EPA expects rolling release of biofuel waivers: Update

Source: By Argus Media • Posted: Thursday, April 4, 2019

Decisions on federal waivers stoking uncertainty for the biofuels and refining industries may trickle out over the coming weeks, Environmental Protection Agency (EPA) administrator Andrew Wheeler said today.

Exemptions from the Renewable Fuel Standard (RFS) for small refineries have sharply reduced obligations under the annual blending mandate program and helped to limit prices for credits fuel importers and refiners use to prove compliance with the law.

EPA expected a record 39 applications for those waivers for 2018 obligations as of late March. The agency had not yet received recommendations on the applications from the Department of Energy, Wheeler told the US House of Representatives Appropriations committee today.

“We are expecting those any day now, probably within the next couple of weeks,” Wheeler said.

Competing work on the program could further delay decisions on individual waivers, he said. The same EPA staff was responsible for a proposal to expand the sale of 15pc ethanol blends of gasoline, called E15, and changes to the market used to trade those credits, he said.

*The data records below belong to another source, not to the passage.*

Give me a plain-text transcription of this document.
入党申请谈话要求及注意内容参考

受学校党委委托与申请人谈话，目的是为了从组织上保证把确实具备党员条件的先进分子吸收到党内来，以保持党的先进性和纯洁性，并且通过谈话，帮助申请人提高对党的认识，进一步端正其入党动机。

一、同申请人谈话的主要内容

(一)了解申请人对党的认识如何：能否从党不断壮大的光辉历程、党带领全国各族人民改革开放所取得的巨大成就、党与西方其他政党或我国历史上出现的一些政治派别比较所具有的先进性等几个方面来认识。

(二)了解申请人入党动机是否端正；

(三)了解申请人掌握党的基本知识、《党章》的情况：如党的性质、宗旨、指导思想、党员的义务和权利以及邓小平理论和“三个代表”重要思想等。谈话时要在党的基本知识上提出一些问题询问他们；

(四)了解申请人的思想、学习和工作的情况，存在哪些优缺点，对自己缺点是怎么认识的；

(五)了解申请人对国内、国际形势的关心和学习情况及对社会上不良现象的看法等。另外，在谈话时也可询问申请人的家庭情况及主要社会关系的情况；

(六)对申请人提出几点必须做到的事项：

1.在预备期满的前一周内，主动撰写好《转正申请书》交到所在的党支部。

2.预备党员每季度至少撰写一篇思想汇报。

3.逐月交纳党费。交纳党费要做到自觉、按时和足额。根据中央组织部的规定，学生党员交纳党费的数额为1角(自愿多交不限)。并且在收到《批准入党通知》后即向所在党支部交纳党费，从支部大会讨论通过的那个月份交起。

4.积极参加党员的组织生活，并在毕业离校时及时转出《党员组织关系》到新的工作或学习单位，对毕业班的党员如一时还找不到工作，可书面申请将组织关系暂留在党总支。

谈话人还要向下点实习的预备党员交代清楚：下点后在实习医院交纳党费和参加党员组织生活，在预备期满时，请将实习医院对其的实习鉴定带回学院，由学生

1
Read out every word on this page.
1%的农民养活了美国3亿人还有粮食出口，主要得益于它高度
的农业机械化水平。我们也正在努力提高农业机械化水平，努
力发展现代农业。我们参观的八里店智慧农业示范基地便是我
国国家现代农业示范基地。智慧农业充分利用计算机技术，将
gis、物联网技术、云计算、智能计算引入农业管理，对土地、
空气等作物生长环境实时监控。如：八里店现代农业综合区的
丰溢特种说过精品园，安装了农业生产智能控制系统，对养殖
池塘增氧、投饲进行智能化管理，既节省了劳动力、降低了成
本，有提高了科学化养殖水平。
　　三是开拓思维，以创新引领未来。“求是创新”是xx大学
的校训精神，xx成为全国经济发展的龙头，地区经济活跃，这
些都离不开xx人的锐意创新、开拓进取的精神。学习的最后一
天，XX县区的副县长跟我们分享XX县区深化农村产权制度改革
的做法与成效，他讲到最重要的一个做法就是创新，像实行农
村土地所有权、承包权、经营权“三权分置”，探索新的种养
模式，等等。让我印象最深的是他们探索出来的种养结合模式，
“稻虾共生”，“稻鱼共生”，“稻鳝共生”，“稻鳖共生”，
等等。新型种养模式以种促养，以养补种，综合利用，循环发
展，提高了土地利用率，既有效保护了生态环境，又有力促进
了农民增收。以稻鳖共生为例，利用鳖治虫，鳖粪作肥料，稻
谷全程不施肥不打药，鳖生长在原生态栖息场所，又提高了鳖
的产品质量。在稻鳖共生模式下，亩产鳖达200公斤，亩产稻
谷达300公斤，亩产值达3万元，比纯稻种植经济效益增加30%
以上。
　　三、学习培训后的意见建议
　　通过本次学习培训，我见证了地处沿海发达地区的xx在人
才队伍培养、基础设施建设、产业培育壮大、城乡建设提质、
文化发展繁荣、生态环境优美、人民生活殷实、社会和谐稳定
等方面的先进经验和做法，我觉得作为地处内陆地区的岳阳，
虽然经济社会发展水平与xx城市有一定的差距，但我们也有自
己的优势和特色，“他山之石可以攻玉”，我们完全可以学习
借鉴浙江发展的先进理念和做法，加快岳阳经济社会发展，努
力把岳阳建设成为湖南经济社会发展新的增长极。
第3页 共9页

“There are five or six competing priorities,” Wheeler said. “If we get all 39 on one day, it may be hard to process all of them on one day, but will do it on a rolling basis.”

RFS requires that refiners, importers and other companies each year ensure minimum volumes of renewables blend into the gasoline and diesel they add to the US transportation fuel supply. Companies prove compliance by gathering renewable identification numbers (RINs) representing each ethanol-equivalent gallon of renewable fuel blended into the US supply. Obligated parties that do not physically blend fuel purchase RINs from others.

Congress included a waiver for refineries processing less than 75,000 b/d of crude a year and demonstrating that the program created a hardship recognized by the energy department and EPA. Because EPA has not passed these obligations on to other companies, the waivers effectively slash obligations for a given year. The current administration dramatically increased the number of refineries receiving these exemptions, waiving enough RINs to represent up to 9.4pc of obligations for 2017.

Uncertainty over the effective minimum blending limit for any given year has helped to depress RIN prices. The cost to comply with the program averaged 3.31¢/USG in the first quarter, down by more than half from the same period last year, based on Argus assessments.

The sharp uptick in waivers under President Donald Trump has angered biofuels supporters that see the agency reversing a program that was intended to increase every year. Refiners insist the EPA has finally applied the exemptions as required by statute and court decisions.

The agency treats information on individual waiver recipients as business confidential, and in past years offered only greatly delayed annual summaries of waived obligations. EPA under Wheeler now offers more regular updates about the waivers, including the number of applications and the number accepted for given compliance years. But the halting disclosures and approvals still roil the credit market. EPA continues to review one refinery application to waive 2016 requirements and another refinery application to waive 2017 requirements, the agency said.